Accueil » 2. Séance des 29 et 30 mars 2010, Interventions 2010

Intervention de François Dagnaud relative aux déchets d’activités de soins à risque infectieux

29 mars 2010 Imprimer

Monsieur le maire,
Mes chers collègues,

Plusieurs milliers de Parisiennes et de Parisiens souffrant de pathologies telles que le diabète pratiquent seuls des traitements médicaux à domicile. Ces traitements génèrent des déchets de soins en particulier des seringues, des aiguilles et des lames (dits déchets piquants-coupants-tranchants) qui présentent un risque infectieux potentiel. Or, les particuliers éprouvent des difficultés pour s’en séparer car la majeure partie des pharmacies les refuse.

Un dispositif généralisé à l’ensemble du territoire parisien est donc nécessaire.

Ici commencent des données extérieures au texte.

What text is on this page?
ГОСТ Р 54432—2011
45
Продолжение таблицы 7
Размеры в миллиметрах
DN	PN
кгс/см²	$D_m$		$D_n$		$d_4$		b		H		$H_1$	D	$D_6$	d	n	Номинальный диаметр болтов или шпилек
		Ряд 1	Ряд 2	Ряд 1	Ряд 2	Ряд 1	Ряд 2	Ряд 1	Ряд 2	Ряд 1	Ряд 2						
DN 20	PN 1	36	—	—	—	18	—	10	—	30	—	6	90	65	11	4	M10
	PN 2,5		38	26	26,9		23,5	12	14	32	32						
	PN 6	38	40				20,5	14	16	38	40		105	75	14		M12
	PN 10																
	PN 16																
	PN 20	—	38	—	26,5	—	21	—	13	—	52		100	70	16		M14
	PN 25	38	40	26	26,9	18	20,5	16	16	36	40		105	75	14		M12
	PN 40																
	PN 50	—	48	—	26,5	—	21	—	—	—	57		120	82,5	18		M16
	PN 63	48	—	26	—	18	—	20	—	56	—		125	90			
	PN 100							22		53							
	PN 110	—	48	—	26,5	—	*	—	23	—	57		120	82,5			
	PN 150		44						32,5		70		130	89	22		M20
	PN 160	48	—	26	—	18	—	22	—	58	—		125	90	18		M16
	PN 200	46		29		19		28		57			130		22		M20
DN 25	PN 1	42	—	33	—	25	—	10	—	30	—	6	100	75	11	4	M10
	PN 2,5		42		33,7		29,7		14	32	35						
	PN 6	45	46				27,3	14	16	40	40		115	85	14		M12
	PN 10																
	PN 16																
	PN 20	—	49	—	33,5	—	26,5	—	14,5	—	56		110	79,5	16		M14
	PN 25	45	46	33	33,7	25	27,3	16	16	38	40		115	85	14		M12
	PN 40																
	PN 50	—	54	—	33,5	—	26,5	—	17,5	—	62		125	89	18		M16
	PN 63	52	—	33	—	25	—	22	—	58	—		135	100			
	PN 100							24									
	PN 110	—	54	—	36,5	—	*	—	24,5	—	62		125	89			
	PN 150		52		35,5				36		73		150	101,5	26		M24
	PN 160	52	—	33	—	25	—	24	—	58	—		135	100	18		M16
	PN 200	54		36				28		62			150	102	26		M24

Le projet de loi dit Grenelle 2, dans son chapitre III, relatif aux déchets (article 74) prévoit la mise en place d’une filière de collecte et de traitement des déchets d’activités de soins à risque infectieux. L’article précise que « les officines de pharmacies, les pharmacies à usage intérieur et les laboratoires de biologie médicale sont tenus de collecter gratuitement les déchets d’activités de soins à risque infectieux perforants produits par les patients en auto-traitement, apportés par les particuliers qui les détiennent ».

Ce dispositif était prévu pour entrer en vigueur en janvier 2010.

Or, le gouvernement a reporté plusieurs fois l’examen du projet de loi Grenelle 2, si bien que des mois entiers ont été perdus. On nous annonce maintenant une mise en place au plus tôt en janvier 2011, plus vraisemblablement en juin 2011. Par ailleurs plusieurs décrets devront être pris en Conseil d’Etat pour la loi, si elle est effectivement adoptée, soit appliquée, parmi lesquels la création de l’éco-organisme spécialisé, financé par les exploitants de médicaments et les fabricants de dispositifs médicaux.

Doit-on redouter que le Gouvernement fasse machine arrière comme il vient de le faire avec la taxe carbone ? Le Grenelle de l’environnement n’était-il qu’un effet d’annonce, au mépris des impératifs écologiques et sanitaires qu’il était censé prendre en compte ?

Cette situation devient d’autant plus préoccupante qu’actuellement, la plupart de ces DASRI se retrouvent dans les ordures ménagères collectés par nos agents ou les multimatériaux triés sur les chaînes de tri par les agents du Syctom, et représentent un danger potentiel non négligeable pour eux.

Aussi, nous appelons le gouvernement à faire preuve de responsabilité et à accélérer la mise en place du dispositif.

Sans attendre, je veux rappeler que les Parisiens disposent néanmoins d’un premier réseau de proximité de points d’apport des DASRI, mis en place à titre expérimental et temporaire, dans quelques pharmacies, dispositif que la ville regarde avec beaucoup d’attention et apporte son soutien.